1. A lack of clear metrics
Organizations have metrics for production targets, sales revenue, customer satisfaction, and other key areas. Purpose requires similar focus. Those who are serious about it need to add qualitative indicators to measure progress instead of relying solely on traditional, more lagging quantitative metrics such as revenue and profit.
“The first metric is to have a clearly stated purpose,” Bank of America CEO Brian Moynihan said during a recent World Economic Forum panel. Once you’ve established clarity of purpose, you can identify metrics specific to your aspiration.
Other ways to measure purpose could be the number of warm referrals you get, client adoption rates, and direct customer feedback. Identifying one simple metric, even if it’s an imperfect measure, will help keep your purpose at the center of daily operations.
2. Failure to infuse purpose into the sales function
When the pressure to hit revenue targets intensifies, a high-minded purpose often falls by the wayside. This is a costly (and unnecessary) misstep. Activating purpose in sales can deliver the most immediate and widespread financial benefit. Research from Michigan State University revealed that salespeople with a sense of purpose beyond money put forth more effort over time and are more adaptable than salespeople focused solely on internal targets and quotas.

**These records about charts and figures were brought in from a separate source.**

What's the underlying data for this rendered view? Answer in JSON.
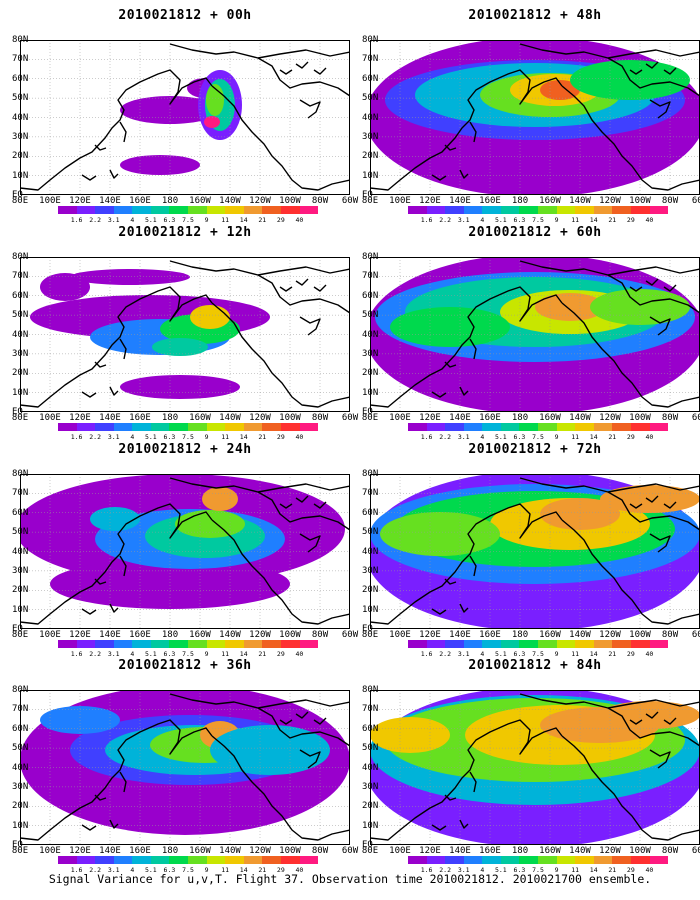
{
  "panels": [
    {
      "title": "2010021812 + 00h",
      "level": 0
    },
    {
      "title": "2010021812 + 12h",
      "level": 1
    },
    {
      "title": "2010021812 + 24h",
      "level": 2
    },
    {
      "title": "2010021812 + 36h",
      "level": 3
    },
    {
      "title": "2010021812 + 48h",
      "level": 4
    },
    {
      "title": "2010021812 + 60h",
      "level": 5
    },
    {
      "title": "2010021812 + 72h",
      "level": 6
    },
    {
      "title": "2010021812 + 84h",
      "level": 7
    }
  ],
  "y_labels": [
    "80N",
    "70N",
    "60N",
    "50N",
    "40N",
    "30N",
    "20N",
    "10N",
    "EQ"
  ],
  "x_labels": [
    "80E",
    "100E",
    "120E",
    "140E",
    "160E",
    "180",
    "160W",
    "140W",
    "120W",
    "100W",
    "80W",
    "60W"
  ],
  "colorbar": {
    "labels": [
      "1.6",
      "2.2",
      "3.1",
      "4",
      "5.1",
      "6.3",
      "7.5",
      "9",
      "11",
      "14",
      "21",
      "29",
      "40"
    ],
    "colors": [
      "#9900cc",
      "#7a1fff",
      "#4040ff",
      "#1f7fff",
      "#00b3d9",
      "#00c9a0",
      "#00d94d",
      "#66e020",
      "#c8e600",
      "#f0c800",
      "#f09a30",
      "#f06020",
      "#ff3030",
      "#ff1a80"
    ]
  },
  "caption": "Signal Variance for u,v,T. Flight 37. Observation time 2010021812. 2010021700 ensemble."
}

Infusing purpose into a sales team requires leaders to make delivering on the organizational purpose as clear and present as looming financial targets. You can bring purpose to the fore by telling stories at sales meetings about how your organization makes a difference to customers. At my client Atlantic Capital Bank, the president of corporate financial services, Kurt Shreiner, recalibrated his sales team by changing the structure of his weekly meetings. He says, “Now we start with our noble purpose (‘We fuel prosperity’) and then drive the rest of the meeting toward client impact.”
You can also infuse purpose into sales contests by saying, “Our sales numbers are a measure of how we are making a difference to our customers.” Talk about how many customers salespeople helped instead of just the number of deals they won. This simple reframing changes the narrative. It makes clear to your sales team: When we live our purpose, we hit our sales targets.
3. Missing the opportunity to activate purpose in your employees
It’s tempting to think of purpose as a corporate communication that cascades down. But leaders must go beyond messaging to activate purpose in the hearts and minds of their teams. EY CEO Carmine Di Sibio notes, “We have ingrained our purpose (‘Build a better working world’) into what every individual is doing on a day-to-day basis.” For example, an auditor can look at his or her daily tasks and identify how each one makes the working world better.
You can do the same with your team. Ask your people: How does our work make a difference? How do we positively impact our clients, our team, and our community? What role do you play in delivering on our purpose?
The financial benefits of purpose have been well documented. Purpose can help create a stronger brand, establish greater competitive differentiation, and attract top talent. But purpose is valuable only when it’s real. Use the suggestions above to go beyond the tagline and truly bring your purpose to life.